Which brings us to what the LAW has to say about "Defensible Space."  CalFire says:

In January 2005 a new state law became effective that extended the defensible space clearance around homes and structures from 30 feet to 100 feet. Proper clearance to 100 feet dramatically increases the chance of your house surviving a wildfire. This defensible space also provides for firefighter safety when protecting homes during a wildland fire.

 Wait a gosh-darned minute!  This law took effect in 2005!!!

 The Fire Protection Program is dated "October, 2008!!!

So why does "Section D" of the proposed project only have 70 feet of defensible space and "Section E" only has 55 feet? 

Something smells bad here and it ain't the charred brush!

Close up of the dry brush near Lincoln Ave. and San Gabriel Blvd.
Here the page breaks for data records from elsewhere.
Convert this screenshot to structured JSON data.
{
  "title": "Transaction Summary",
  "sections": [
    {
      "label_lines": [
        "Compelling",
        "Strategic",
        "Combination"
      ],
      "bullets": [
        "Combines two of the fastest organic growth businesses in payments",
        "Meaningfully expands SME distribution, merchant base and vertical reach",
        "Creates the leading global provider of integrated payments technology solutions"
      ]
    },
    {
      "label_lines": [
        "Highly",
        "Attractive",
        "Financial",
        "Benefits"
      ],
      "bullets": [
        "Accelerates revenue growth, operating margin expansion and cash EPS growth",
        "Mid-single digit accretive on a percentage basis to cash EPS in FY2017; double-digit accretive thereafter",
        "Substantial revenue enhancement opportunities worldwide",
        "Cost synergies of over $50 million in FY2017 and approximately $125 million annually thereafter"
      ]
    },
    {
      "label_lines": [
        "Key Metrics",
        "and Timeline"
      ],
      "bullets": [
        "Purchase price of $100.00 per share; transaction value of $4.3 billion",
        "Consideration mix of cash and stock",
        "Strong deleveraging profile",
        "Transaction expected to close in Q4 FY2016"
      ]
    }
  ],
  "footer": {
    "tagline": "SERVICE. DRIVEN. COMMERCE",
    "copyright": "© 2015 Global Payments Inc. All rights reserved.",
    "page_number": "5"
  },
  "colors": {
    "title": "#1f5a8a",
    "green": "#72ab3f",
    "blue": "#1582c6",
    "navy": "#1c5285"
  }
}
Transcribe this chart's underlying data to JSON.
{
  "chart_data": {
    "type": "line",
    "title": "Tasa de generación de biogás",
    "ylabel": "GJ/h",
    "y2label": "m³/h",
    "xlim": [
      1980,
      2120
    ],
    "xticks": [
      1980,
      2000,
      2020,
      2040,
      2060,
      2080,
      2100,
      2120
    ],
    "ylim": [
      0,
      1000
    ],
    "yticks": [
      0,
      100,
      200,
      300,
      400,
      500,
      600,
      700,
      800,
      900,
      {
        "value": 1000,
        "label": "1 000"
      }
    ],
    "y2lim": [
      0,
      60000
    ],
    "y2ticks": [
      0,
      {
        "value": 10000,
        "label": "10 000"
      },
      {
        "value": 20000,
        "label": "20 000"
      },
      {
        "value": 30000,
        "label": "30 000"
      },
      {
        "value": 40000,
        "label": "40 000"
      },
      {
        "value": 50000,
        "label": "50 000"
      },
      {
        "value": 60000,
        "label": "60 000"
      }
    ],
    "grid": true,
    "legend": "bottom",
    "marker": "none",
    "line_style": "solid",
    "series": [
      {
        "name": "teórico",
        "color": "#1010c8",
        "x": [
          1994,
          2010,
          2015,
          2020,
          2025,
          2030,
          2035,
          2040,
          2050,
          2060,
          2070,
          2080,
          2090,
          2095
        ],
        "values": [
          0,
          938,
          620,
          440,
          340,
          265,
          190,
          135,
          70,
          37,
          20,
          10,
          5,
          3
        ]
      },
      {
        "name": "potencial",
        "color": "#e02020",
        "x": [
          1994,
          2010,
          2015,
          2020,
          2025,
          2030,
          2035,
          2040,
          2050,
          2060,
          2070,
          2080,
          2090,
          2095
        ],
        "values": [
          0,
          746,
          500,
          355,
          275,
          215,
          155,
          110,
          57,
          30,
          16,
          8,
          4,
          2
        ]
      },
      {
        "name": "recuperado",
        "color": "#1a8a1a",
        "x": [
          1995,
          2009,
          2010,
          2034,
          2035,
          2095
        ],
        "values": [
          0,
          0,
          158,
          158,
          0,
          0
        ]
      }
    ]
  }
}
By the by, did y'all have trouble with your electricity this week?  Chances are y'all probably sat in the dark for at least a couple o' hours during the past few months.  This past May, NBC reported a whopper of an outage that affected more than 5,000 folks in Montebello.  A month later,  NBC reported another doozy that affected 3,337 folks in the cities of Montebello, Covina, Ontario, Chino, Corona and La Puente.

Folks living near the hills report the last outage happened this past Thursday, July 11. Power outages happen so often here in Montebello, we kinda take em in stride.

Unfortunately, this isn't a good omen for the proposed housing project.  In yet another "What were they thinking!" kinda facepalm realization, it turns out this proposal's water system will rely on just three electric powered pumping stations to force water uphill.  I guess somebody thought an old-fashioned water tank "a la Green Acres" was too low brow for this fancy-shmancy development.

The problem is, Cook Hill's "On-Site Domestic Water Supply System" says that only one of these three pumps will have a back up generator in case of a "power failure!"    Do you really think one pump station working on a back up generator will be strong enough to fight a major fire in the hills?

 Lord have mercy on us all.

Seriously folks, this is the stuff nightmares are made of and it's not just our skins we gotta be thinking about.

I'd like to end this post in memory of the 19 Granite Mountain Hotshots who made the ultimate sacrifice.  May the good Lord welcome you home and grant comfort to your families.

Daisy Mae

Firefighter's Prayer / Creed 
When I'm called to duty god
wherever flames may rage
give me strength to save a life
whatever be its age

Help me to embrace a little child
before it is too late
or save an older person from
the horror of that fate

Enable me to be alert
to hear the weakest shout
and quickly and efficiently
to put the fire out

I want to fill my calling and
to give the best in me
to guard my neighbour and
protect his property

And if according to your will
I have to lose my life
bless with your protecting hand
my children and my wife

1 comment:

  1. I, too, would like to see this proposed 'suicide subdivision' not endanger anyone, from the current residents to firefighters to future residents.

    This description came to light in a July 3 LA Times article:

    " Along with an extended drought and wild weather extremes, fire profilers have to take into account a new, explosive fuel type on the Western landscape: houses. By the Forest Service's reckoning, nearly one-third of the homes now built in the United States are on the fringe of settled areas, where timber and chaparral meet stucco and cul-de-sacs.

    These houses in fire-prone zones are referred to by some fire professionals as suicide subdivisions, and their popularity drives up the cost and complication of firefighting.",0,1956997.story

    The proposed (mostly) condo development would be almost completely ringed in untended flammable chaparral.